AS America prepares to kick its president in the rear end on Election Day - bookies put the odds of a Republican takeover of the House at 78 percent - the secretary of state is missing in action.
Hillary Clinton is probably unable to wipe that big fat smile off her face. As a mad preacher famously said right after 9/11, the chickens are coming home to roost.
No doubt she would like to see a Democratic majority in the House . . . well, not really. I suspect that Clinton would love to see Nancy Pelosi lose her perch as speaker of the House, two heartbeats from that presidency that Clinton may never get.
No kitchen ever built was big enough for two women, and did not Harry Truman describe politics as a kitchen?
Here is why Clinton may smile.
Barack Obama was elected by a smaller margin than Ronald Reagan, George H.W. Bush or her husband.
Obama treated his election as if it were a landslide.
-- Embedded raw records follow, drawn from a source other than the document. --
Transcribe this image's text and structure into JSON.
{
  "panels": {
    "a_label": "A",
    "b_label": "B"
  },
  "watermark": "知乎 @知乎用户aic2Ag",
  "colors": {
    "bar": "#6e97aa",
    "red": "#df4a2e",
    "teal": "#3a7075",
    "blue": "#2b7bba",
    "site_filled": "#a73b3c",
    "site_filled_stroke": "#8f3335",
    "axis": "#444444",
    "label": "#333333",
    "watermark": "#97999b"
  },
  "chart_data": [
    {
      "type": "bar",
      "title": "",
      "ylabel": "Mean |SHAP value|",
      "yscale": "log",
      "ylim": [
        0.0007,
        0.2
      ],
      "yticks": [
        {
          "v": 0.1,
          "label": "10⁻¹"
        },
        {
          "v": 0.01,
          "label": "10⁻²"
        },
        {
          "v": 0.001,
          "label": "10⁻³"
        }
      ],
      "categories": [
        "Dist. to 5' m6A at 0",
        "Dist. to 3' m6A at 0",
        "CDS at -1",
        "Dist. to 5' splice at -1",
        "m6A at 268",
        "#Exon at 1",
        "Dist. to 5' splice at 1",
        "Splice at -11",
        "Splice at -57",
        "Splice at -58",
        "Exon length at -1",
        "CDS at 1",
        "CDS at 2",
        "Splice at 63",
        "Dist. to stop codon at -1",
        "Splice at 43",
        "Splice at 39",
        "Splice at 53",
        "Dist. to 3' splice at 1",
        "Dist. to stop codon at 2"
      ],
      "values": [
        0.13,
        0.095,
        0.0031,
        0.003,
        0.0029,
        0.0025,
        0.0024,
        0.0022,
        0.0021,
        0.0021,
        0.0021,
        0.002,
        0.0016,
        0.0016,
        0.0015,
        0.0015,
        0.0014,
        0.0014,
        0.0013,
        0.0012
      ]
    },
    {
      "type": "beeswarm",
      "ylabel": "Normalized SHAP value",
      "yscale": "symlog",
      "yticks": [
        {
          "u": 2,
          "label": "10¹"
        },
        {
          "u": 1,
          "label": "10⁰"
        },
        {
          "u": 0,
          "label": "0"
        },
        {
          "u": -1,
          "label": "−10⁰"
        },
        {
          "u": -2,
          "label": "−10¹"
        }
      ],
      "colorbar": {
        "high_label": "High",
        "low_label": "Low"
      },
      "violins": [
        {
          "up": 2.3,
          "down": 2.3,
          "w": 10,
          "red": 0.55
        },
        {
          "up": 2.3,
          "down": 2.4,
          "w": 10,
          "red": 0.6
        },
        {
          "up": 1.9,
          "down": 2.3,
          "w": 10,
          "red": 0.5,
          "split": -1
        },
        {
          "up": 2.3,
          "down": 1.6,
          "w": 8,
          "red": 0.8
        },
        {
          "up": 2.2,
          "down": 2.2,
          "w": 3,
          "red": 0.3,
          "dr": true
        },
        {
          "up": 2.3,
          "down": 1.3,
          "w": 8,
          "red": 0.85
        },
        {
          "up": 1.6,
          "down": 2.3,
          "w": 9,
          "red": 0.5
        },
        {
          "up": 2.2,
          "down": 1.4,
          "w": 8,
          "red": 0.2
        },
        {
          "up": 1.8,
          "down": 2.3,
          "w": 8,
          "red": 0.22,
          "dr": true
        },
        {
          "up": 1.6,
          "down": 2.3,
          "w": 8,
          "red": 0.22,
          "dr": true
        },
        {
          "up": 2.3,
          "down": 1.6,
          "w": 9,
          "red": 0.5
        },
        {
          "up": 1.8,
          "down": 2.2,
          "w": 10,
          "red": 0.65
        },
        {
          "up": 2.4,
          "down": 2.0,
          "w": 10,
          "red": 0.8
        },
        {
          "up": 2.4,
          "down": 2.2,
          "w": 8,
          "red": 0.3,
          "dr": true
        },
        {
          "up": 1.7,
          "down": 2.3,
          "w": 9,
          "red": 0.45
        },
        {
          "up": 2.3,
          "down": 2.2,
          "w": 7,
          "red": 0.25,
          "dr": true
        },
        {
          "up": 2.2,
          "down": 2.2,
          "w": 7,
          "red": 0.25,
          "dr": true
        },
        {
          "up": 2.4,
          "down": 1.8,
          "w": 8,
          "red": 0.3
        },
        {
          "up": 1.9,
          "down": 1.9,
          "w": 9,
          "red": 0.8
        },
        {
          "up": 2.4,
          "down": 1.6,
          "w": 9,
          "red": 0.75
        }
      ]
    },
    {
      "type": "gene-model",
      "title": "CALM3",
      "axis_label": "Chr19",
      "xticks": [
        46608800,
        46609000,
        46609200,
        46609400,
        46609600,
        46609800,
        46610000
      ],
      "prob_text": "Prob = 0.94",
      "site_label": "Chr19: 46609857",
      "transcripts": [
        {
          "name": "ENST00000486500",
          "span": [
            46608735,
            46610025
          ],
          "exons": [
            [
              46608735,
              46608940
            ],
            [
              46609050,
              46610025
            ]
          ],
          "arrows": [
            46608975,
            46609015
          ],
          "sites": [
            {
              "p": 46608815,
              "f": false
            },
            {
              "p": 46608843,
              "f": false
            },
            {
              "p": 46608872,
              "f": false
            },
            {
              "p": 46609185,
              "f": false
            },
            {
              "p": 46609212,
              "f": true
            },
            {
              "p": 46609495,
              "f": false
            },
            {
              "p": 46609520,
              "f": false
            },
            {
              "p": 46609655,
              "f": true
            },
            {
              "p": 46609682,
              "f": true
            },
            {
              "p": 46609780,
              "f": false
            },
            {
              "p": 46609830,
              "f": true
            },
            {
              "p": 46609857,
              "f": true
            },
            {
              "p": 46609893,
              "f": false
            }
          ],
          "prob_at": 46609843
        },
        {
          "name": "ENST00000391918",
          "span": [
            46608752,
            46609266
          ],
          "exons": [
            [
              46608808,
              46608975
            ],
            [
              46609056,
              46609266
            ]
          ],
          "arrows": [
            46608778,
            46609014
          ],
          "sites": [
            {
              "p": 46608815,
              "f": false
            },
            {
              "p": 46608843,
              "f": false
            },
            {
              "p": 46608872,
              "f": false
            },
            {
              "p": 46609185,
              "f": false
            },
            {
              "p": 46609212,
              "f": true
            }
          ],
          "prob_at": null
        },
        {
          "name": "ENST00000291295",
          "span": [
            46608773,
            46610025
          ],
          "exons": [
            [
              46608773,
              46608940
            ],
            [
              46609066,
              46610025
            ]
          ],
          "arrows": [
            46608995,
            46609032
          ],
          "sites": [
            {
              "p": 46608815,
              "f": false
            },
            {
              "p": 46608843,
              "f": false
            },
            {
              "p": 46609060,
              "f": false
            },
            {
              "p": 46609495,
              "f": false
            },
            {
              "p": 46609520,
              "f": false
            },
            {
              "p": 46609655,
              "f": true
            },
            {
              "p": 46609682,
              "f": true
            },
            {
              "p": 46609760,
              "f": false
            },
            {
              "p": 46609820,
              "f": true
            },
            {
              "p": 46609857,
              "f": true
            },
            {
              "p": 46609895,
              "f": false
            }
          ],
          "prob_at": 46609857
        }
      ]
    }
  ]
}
He took the olive branch and whacked Republicans on their heads with it. The feeling was mutual. After tying that one hand behind his back, President Obama tried to govern.
A new president gets one gimme from Congress. His was the $787 billion stimulus. Sure, all but a few Republicans voted against it, but this was his gimme.
The stimulus failed. Unemployment rose from 7.6 percent to 10.3 percent and is now stuck at 9.6 percent - numbers unseen in a quarter century.
Obama can blame George W. Bush until the cows come home, but the public's perception is otherwise, and in politics, perception is nine-tenths of the law.
The president then pursued Obamacare, just as Bill Clinton had pursued Hillarycare.
When the Congressional Budget Office pegged the cost at a trillion dollars in June 2009, a reasonable man would have stopped and reworked the plan.
But like the captain in the song, "Waist Deep in the Big Muddy," Obama pushed on.
When his press conference in July 2009 so bored reporters that the big news was that the Cambridge police "acted stupidly," a wise man would have perhaps moved on to cap-and-trade or some other proposal.
When congressional town-hall meetings in August 2009 erupted into real town-hall meetings where people asked tough questions of their public servants, a savvy man would have backed down.
But the big event came on Jan. 19, 2010, when Massachusetts voters considered the revered Ted Kennedy's lifelong support of federalizing health care - and elected Republican Scott Brown to finish the term.